Aksi pungutan liar (pungli) itu pun berakhir di tangan aparat kepolisian.
Pelaku berinisial DR (30), warga lokal Pandeglang, ditangkap tim gabungan Resmob Polda Banten dan Satreskrim Polres Pandeglang pada Jumat (4/4/2025) sekitar pukul 13.00 WIB.
“Pelaku melakukan pungli terhadap pengunjung yang melintasi jembatan bambu buatan di kawasan wisata Pantai Carita,”ujar Dirreskrimum Polda Banten, Kombes Pol Dian Setyawan, dalam keterangannya.
Dalam penangkapan tersebut, Polisi turut mengamankan dua jembatan bambu dan sebuah kardus bertuliskan “LEWAT JEMBATAN BAYAR” sebagai barang bukti.
DR mengaku telah melakukan aksinya selama tiga hari dan berhasil mengumpulkan sekitar Rp 400.000. Uang tersebut digunakan untuk keperluan sehari-hari.
Sementara, Salah satu wisatawan Rudi, mengaku kaget saat diminta membayar saat melintas.
“Saya tidak mengetahui jembatan bambu tersebut milik pribadi warga. Waktu lewat dipaksa membayar Rp 5 ribu,” ujar seorang wisatawan.

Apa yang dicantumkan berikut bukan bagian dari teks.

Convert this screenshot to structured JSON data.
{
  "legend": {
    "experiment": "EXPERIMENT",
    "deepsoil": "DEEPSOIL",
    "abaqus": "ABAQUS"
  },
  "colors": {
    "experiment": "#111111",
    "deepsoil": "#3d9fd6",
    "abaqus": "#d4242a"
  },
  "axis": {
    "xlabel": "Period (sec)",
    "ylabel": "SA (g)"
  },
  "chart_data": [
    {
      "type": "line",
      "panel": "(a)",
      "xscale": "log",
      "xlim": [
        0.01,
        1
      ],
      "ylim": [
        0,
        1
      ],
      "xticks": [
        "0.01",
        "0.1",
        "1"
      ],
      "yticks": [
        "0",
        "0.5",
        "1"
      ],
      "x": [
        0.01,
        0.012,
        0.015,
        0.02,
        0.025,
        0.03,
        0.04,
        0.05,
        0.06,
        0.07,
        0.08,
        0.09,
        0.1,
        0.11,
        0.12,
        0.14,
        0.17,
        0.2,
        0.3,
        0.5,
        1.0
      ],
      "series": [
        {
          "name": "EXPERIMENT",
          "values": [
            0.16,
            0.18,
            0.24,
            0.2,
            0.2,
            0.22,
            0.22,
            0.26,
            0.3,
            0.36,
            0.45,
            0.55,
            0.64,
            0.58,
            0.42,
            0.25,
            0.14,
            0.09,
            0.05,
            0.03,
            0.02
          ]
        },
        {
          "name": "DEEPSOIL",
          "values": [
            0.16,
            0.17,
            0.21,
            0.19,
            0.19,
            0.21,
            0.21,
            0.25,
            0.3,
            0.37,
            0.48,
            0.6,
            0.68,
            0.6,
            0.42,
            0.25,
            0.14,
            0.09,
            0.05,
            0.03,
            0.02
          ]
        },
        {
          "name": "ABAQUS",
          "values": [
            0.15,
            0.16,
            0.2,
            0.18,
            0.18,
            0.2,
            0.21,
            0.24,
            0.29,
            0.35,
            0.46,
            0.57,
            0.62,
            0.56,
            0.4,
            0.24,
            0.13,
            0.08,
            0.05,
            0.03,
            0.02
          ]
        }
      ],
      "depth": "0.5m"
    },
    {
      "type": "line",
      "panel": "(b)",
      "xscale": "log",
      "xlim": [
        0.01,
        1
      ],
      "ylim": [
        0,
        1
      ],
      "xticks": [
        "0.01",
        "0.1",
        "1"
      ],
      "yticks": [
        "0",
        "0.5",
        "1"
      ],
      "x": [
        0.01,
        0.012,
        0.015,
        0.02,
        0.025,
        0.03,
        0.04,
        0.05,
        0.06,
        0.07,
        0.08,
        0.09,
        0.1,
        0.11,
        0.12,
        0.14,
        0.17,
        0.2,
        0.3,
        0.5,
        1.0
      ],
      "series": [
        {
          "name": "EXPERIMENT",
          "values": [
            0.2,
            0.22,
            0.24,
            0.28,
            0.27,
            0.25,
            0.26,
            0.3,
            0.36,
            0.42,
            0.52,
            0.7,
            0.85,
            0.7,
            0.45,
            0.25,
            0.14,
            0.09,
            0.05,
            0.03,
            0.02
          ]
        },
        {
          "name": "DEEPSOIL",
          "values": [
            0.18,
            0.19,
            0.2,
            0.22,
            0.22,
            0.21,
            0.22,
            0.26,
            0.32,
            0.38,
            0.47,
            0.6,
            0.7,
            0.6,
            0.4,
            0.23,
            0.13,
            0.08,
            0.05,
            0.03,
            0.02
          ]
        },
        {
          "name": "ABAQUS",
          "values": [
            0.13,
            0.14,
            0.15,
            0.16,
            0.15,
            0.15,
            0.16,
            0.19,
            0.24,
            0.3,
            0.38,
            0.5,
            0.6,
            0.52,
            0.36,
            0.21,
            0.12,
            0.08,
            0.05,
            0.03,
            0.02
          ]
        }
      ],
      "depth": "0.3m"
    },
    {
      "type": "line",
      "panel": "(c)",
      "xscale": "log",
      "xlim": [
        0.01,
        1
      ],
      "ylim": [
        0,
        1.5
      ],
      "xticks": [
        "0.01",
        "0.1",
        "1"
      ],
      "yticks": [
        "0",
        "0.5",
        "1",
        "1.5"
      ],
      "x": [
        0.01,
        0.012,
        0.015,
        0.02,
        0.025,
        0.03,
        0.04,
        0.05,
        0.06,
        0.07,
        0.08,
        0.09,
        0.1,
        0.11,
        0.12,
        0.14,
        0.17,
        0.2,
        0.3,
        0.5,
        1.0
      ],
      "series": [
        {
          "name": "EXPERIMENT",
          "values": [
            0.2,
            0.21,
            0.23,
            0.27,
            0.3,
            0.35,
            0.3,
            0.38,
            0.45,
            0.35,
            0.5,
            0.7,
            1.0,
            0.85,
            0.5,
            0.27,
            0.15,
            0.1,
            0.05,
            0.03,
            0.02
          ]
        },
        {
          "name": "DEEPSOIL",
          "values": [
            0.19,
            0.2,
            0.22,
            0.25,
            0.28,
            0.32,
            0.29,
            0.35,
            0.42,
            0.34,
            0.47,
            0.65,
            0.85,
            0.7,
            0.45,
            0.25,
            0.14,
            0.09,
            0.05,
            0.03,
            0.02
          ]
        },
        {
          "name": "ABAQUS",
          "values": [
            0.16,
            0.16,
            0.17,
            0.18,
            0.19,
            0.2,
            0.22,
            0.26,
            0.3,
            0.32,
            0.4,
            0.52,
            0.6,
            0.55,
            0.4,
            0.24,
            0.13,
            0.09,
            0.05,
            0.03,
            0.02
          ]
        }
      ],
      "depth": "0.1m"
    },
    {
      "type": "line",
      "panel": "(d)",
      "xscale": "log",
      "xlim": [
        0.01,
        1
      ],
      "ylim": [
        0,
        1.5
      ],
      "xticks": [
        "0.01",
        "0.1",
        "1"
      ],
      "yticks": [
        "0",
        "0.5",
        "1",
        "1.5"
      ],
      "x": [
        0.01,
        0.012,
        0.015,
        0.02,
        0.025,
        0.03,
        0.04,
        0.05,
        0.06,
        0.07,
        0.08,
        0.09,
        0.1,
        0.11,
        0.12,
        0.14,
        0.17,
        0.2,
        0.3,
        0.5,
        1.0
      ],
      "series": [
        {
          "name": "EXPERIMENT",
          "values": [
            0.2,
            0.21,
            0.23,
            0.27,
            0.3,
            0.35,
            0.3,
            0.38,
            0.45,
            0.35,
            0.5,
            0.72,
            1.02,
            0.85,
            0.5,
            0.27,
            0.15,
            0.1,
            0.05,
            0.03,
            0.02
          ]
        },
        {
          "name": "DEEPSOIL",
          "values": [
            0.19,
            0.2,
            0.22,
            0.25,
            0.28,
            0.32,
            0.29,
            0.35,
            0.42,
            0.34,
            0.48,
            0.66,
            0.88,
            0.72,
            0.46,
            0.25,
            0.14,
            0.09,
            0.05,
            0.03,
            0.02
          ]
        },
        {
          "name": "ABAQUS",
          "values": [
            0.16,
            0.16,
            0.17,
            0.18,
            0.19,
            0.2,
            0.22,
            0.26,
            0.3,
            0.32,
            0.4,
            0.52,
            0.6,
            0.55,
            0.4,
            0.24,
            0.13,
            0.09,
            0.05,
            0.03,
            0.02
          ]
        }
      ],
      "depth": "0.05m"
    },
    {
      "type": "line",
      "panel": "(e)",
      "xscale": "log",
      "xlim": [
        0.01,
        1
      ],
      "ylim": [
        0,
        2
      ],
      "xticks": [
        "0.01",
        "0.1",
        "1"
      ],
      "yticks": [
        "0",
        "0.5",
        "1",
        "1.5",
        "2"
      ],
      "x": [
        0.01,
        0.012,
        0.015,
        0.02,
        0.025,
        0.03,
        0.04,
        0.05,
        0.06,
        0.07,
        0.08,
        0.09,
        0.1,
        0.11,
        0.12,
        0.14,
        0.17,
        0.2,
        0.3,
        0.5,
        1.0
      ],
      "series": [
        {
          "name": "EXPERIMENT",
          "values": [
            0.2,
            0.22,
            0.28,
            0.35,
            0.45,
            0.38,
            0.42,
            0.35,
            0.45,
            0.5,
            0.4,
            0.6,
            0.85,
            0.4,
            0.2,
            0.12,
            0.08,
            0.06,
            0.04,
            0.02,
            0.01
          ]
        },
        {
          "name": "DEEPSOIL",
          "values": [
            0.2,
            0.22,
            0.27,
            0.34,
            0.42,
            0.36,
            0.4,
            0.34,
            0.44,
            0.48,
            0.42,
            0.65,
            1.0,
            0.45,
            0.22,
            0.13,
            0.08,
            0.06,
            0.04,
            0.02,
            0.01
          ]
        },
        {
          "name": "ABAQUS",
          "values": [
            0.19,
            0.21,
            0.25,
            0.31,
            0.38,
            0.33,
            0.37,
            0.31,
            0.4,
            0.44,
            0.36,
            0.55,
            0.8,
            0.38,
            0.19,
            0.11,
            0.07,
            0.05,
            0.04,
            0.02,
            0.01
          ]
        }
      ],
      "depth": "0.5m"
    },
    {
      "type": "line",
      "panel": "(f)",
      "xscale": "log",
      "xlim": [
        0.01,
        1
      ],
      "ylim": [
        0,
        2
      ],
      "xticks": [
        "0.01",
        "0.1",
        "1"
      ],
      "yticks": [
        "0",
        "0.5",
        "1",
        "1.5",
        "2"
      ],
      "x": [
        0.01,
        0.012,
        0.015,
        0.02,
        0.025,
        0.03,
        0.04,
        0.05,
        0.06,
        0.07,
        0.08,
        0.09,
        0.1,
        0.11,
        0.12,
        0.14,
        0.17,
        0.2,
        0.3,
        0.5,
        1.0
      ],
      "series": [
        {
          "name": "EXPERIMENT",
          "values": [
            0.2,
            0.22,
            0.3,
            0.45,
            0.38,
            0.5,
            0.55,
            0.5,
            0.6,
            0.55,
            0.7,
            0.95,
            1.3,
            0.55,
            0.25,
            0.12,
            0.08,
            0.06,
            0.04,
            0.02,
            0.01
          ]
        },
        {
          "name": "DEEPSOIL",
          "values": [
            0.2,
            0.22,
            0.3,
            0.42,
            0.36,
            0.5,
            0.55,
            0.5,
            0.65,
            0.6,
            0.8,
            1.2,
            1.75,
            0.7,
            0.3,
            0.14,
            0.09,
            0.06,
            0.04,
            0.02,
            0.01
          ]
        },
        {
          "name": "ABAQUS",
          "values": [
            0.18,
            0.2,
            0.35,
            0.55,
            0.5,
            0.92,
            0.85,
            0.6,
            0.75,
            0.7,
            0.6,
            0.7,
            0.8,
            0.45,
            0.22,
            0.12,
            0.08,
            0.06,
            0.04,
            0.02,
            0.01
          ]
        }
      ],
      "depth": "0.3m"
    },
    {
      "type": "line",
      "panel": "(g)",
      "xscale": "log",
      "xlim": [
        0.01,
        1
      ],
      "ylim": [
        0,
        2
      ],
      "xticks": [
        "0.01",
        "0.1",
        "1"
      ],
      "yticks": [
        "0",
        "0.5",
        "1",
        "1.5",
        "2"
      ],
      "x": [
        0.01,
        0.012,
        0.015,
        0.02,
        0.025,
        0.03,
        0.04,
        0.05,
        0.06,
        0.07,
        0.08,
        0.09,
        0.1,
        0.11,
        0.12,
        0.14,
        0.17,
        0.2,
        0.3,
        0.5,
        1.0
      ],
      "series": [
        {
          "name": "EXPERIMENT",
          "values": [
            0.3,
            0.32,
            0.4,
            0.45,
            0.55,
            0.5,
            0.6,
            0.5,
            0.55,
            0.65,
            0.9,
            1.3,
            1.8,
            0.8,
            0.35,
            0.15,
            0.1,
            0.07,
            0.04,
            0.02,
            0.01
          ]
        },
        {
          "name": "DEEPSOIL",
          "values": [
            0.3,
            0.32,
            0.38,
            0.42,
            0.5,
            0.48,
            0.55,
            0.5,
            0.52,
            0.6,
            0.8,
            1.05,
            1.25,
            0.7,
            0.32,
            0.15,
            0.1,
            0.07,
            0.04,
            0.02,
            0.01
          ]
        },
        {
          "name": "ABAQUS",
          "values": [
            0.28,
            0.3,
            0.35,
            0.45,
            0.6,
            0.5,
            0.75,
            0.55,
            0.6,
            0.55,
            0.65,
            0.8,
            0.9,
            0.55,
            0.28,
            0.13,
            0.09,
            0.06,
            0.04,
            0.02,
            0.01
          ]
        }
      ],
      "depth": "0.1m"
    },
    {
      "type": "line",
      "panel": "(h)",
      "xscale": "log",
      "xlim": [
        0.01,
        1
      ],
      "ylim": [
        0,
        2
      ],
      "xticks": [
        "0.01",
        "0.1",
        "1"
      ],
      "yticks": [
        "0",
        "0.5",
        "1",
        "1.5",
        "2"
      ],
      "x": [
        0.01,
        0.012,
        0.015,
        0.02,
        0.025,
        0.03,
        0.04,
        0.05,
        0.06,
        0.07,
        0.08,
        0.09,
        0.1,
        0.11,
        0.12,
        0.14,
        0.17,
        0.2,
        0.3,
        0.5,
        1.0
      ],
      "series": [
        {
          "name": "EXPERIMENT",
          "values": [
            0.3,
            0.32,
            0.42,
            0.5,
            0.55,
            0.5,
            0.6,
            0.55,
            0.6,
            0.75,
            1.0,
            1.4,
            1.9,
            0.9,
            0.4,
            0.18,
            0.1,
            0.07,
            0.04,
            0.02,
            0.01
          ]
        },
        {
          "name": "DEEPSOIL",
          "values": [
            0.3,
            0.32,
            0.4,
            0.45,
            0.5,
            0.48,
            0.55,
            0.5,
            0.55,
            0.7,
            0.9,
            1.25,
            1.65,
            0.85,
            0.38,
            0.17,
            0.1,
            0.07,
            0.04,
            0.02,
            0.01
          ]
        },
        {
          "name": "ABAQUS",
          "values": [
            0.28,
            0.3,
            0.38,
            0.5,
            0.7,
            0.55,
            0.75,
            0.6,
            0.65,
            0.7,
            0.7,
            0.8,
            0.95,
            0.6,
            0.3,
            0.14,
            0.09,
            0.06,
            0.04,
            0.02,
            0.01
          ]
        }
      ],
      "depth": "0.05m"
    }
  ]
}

Ia menilai, praktik pungli semacam ini mencoreng citra pariwisata Pandeglang, terutama di masa libur Lebaran yang seharusnya menjadi momen puncak kunjungan wisatawan.
“Jangan sampai kejadian seperti ini terulang. Ini bisa merusak kenyamanan dan nama baik destinasi wisata,” tegasnya.

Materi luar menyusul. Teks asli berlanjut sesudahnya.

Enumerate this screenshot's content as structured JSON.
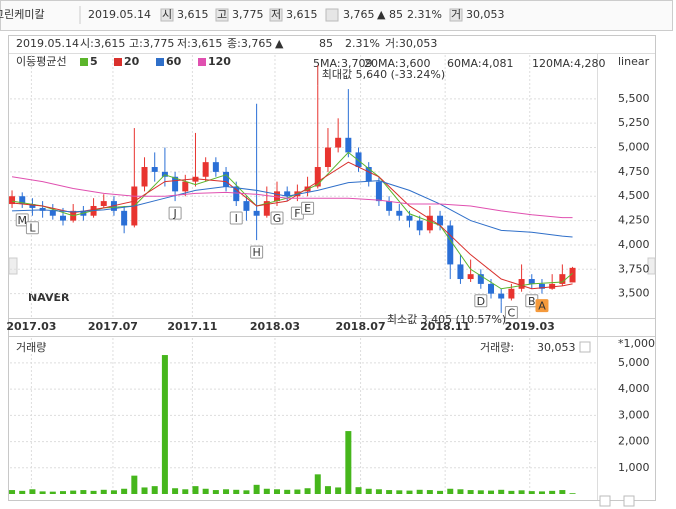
{
  "header": {
    "name": "그린케미칼",
    "date": "2019.05.14",
    "items": [
      {
        "icon": "시",
        "value": "3,615"
      },
      {
        "icon": "고",
        "value": "3,775"
      },
      {
        "icon": "저",
        "value": "3,615"
      }
    ],
    "close": "3,765",
    "change": "▲ 85",
    "change_pct": "2.31%",
    "volume_icon": "거",
    "volume": "30,053"
  },
  "info": {
    "date": "2019.05.14",
    "open": "시:3,615",
    "high": "고:3,775",
    "low": "저:3,615",
    "close": "종:3,765",
    "arrow": "▲",
    "change": "85",
    "pct": "2.31%",
    "volume": "거:30,053"
  },
  "chart_data": {
    "type": "candlestick",
    "scale": "linear",
    "grid": true,
    "legend_title": "이동평균선",
    "up_color": "#e8342f",
    "down_color": "#2a6fd6",
    "ohlc": [
      [
        4420,
        4560,
        4380,
        4500
      ],
      [
        4500,
        4540,
        4380,
        4420
      ],
      [
        4420,
        4480,
        4300,
        4380
      ],
      [
        4380,
        4450,
        4280,
        4350
      ],
      [
        4350,
        4420,
        4260,
        4300
      ],
      [
        4300,
        4380,
        4200,
        4250
      ],
      [
        4250,
        4420,
        4230,
        4350
      ],
      [
        4350,
        4400,
        4250,
        4300
      ],
      [
        4300,
        4480,
        4280,
        4400
      ],
      [
        4400,
        4520,
        4380,
        4450
      ],
      [
        4450,
        4500,
        4300,
        4350
      ],
      [
        4350,
        4400,
        4120,
        4200
      ],
      [
        4200,
        5200,
        4180,
        4600
      ],
      [
        4600,
        4900,
        4550,
        4800
      ],
      [
        4800,
        4950,
        4650,
        4750
      ],
      [
        4750,
        5000,
        4600,
        4700
      ],
      [
        4700,
        4750,
        4450,
        4550
      ],
      [
        4550,
        4720,
        4500,
        4650
      ],
      [
        4650,
        5150,
        4600,
        4700
      ],
      [
        4700,
        4900,
        4650,
        4850
      ],
      [
        4850,
        4900,
        4700,
        4750
      ],
      [
        4750,
        4800,
        4550,
        4600
      ],
      [
        4600,
        4650,
        4400,
        4450
      ],
      [
        4450,
        4500,
        4250,
        4350
      ],
      [
        4350,
        5450,
        4050,
        4300
      ],
      [
        4300,
        4600,
        4280,
        4450
      ],
      [
        4450,
        4650,
        4400,
        4550
      ],
      [
        4550,
        4600,
        4450,
        4500
      ],
      [
        4500,
        4620,
        4450,
        4550
      ],
      [
        4550,
        4700,
        4500,
        4600
      ],
      [
        4600,
        5640,
        4580,
        4800
      ],
      [
        4800,
        5200,
        4750,
        5000
      ],
      [
        5000,
        5300,
        4950,
        5100
      ],
      [
        5100,
        5600,
        4900,
        4950
      ],
      [
        4950,
        5000,
        4750,
        4800
      ],
      [
        4800,
        4850,
        4600,
        4650
      ],
      [
        4650,
        4700,
        4400,
        4450
      ],
      [
        4450,
        4500,
        4300,
        4350
      ],
      [
        4350,
        4420,
        4250,
        4300
      ],
      [
        4300,
        4350,
        4180,
        4250
      ],
      [
        4250,
        4300,
        4100,
        4150
      ],
      [
        4150,
        4400,
        4120,
        4300
      ],
      [
        4300,
        4350,
        4150,
        4200
      ],
      [
        4200,
        4250,
        3650,
        3800
      ],
      [
        3800,
        3900,
        3600,
        3650
      ],
      [
        3650,
        3850,
        3620,
        3700
      ],
      [
        3700,
        3750,
        3550,
        3600
      ],
      [
        3600,
        3650,
        3450,
        3500
      ],
      [
        3500,
        3550,
        3405,
        3450
      ],
      [
        3450,
        3600,
        3430,
        3550
      ],
      [
        3550,
        3800,
        3520,
        3650
      ],
      [
        3650,
        3700,
        3550,
        3600
      ],
      [
        3600,
        3650,
        3500,
        3550
      ],
      [
        3550,
        3700,
        3540,
        3600
      ],
      [
        3600,
        3800,
        3580,
        3700
      ],
      [
        3615,
        3775,
        3615,
        3765
      ]
    ],
    "ma_x": [
      0,
      3,
      6,
      9,
      12,
      15,
      18,
      21,
      24,
      27,
      30,
      33,
      36,
      39,
      42,
      45,
      48,
      51,
      54,
      55
    ],
    "moving_averages": [
      {
        "name": "5",
        "color": "#5bb52b",
        "status_label": "5MA:",
        "status_value": "3,709",
        "values": [
          4450,
          4400,
          4300,
          4380,
          4400,
          4720,
          4620,
          4720,
          4400,
          4480,
          4620,
          4950,
          4700,
          4320,
          4200,
          3750,
          3550,
          3600,
          3620,
          3709
        ]
      },
      {
        "name": "20",
        "color": "#d9302c",
        "status_label": "20MA:",
        "status_value": "3,600",
        "values": [
          4430,
          4400,
          4330,
          4380,
          4450,
          4650,
          4680,
          4650,
          4400,
          4450,
          4650,
          4850,
          4700,
          4400,
          4200,
          3900,
          3650,
          3550,
          3580,
          3600
        ]
      },
      {
        "name": "60",
        "color": "#2f6fc9",
        "status_label": "60MA:",
        "status_value": "4,081",
        "values": [
          4350,
          4360,
          4340,
          4360,
          4400,
          4480,
          4560,
          4600,
          4560,
          4500,
          4560,
          4640,
          4660,
          4560,
          4420,
          4250,
          4150,
          4130,
          4090,
          4081
        ]
      },
      {
        "name": "120",
        "color": "#e050b0",
        "status_label": "120MA:",
        "status_value": "4,280",
        "values": [
          4700,
          4650,
          4580,
          4530,
          4500,
          4500,
          4530,
          4540,
          4520,
          4480,
          4480,
          4480,
          4460,
          4420,
          4420,
          4400,
          4350,
          4310,
          4280,
          4280
        ]
      }
    ],
    "signals": [
      {
        "label": "M",
        "at": 1
      },
      {
        "label": "L",
        "at": 2
      },
      {
        "label": "J",
        "at": 16
      },
      {
        "label": "I",
        "at": 22
      },
      {
        "label": "H",
        "at": 24
      },
      {
        "label": "G",
        "at": 26
      },
      {
        "label": "F",
        "at": 28
      },
      {
        "label": "E",
        "at": 29
      },
      {
        "label": "D",
        "at": 46
      },
      {
        "label": "C",
        "at": 49
      },
      {
        "label": "B",
        "at": 51
      },
      {
        "label": "A",
        "at": 52
      }
    ],
    "max_label": "최대값 5,640 (-33.24%)",
    "min_label": "최소값 3,405 (10.57%)",
    "watermark": "NAVER",
    "xlim": [
      -0.2,
      57.4
    ],
    "xticks": [
      {
        "value": 1.9,
        "label": "2017.03"
      },
      {
        "value": 9.9,
        "label": "2017.07"
      },
      {
        "value": 17.7,
        "label": "2017.11"
      },
      {
        "value": 25.8,
        "label": "2018.03"
      },
      {
        "value": 34.2,
        "label": "2018.07"
      },
      {
        "value": 42.5,
        "label": "2018.11"
      },
      {
        "value": 50.8,
        "label": "2019.03"
      }
    ],
    "ylim": [
      3250,
      5950
    ],
    "yticks": [
      {
        "value": 3500,
        "label": "3,500"
      },
      {
        "value": 3750,
        "label": "3,750"
      },
      {
        "value": 4000,
        "label": "4,000"
      },
      {
        "value": 4250,
        "label": "4,250"
      },
      {
        "value": 4500,
        "label": "4,500"
      },
      {
        "value": 4750,
        "label": "4,750"
      },
      {
        "value": 5000,
        "label": "5,000"
      },
      {
        "value": 5250,
        "label": "5,250"
      },
      {
        "value": 5500,
        "label": "5,500"
      }
    ],
    "volume": {
      "title": "거래량",
      "status_label": "거래량:",
      "status_value": "30,053",
      "unit": "*1,000",
      "color": "#46b61c",
      "values": [
        150,
        120,
        180,
        100,
        90,
        110,
        130,
        150,
        120,
        160,
        140,
        200,
        700,
        250,
        300,
        5300,
        220,
        180,
        300,
        200,
        150,
        180,
        160,
        140,
        350,
        200,
        180,
        160,
        170,
        220,
        750,
        300,
        250,
        2400,
        260,
        200,
        180,
        150,
        140,
        130,
        160,
        150,
        120,
        200,
        180,
        150,
        140,
        130,
        160,
        120,
        140,
        110,
        100,
        120,
        150,
        30.053
      ],
      "ylim": [
        0,
        5950
      ],
      "yticks": [
        {
          "value": 1000,
          "label": "1,000"
        },
        {
          "value": 2000,
          "label": "2,000"
        },
        {
          "value": 3000,
          "label": "3,000"
        },
        {
          "value": 4000,
          "label": "4,000"
        },
        {
          "value": 5000,
          "label": "5,000"
        }
      ]
    }
  }
}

DR kini diamankan di Mapolres Pandeglang untuk proses hukum lebih lanjut. Ia terancam dijerat Pasal 368 KUHP tentang pemerasan.
Sebelumnya, Aksi pungli ini sempat viral di media sosial. Dalam video berdurasi 25 detik, tampak pria berjaket hitam menghadang wisatawan usai mereka menyeberang jembatan dan meminta bayaran.
Polisi mengimbau masyarakat untuk segera melapor jika menemukan tindakan serupa yang mengganggu kenyamanan saat berwisata. (Red)



Tinggalkan Balasan
Anda harus masuk untuk berkomentar.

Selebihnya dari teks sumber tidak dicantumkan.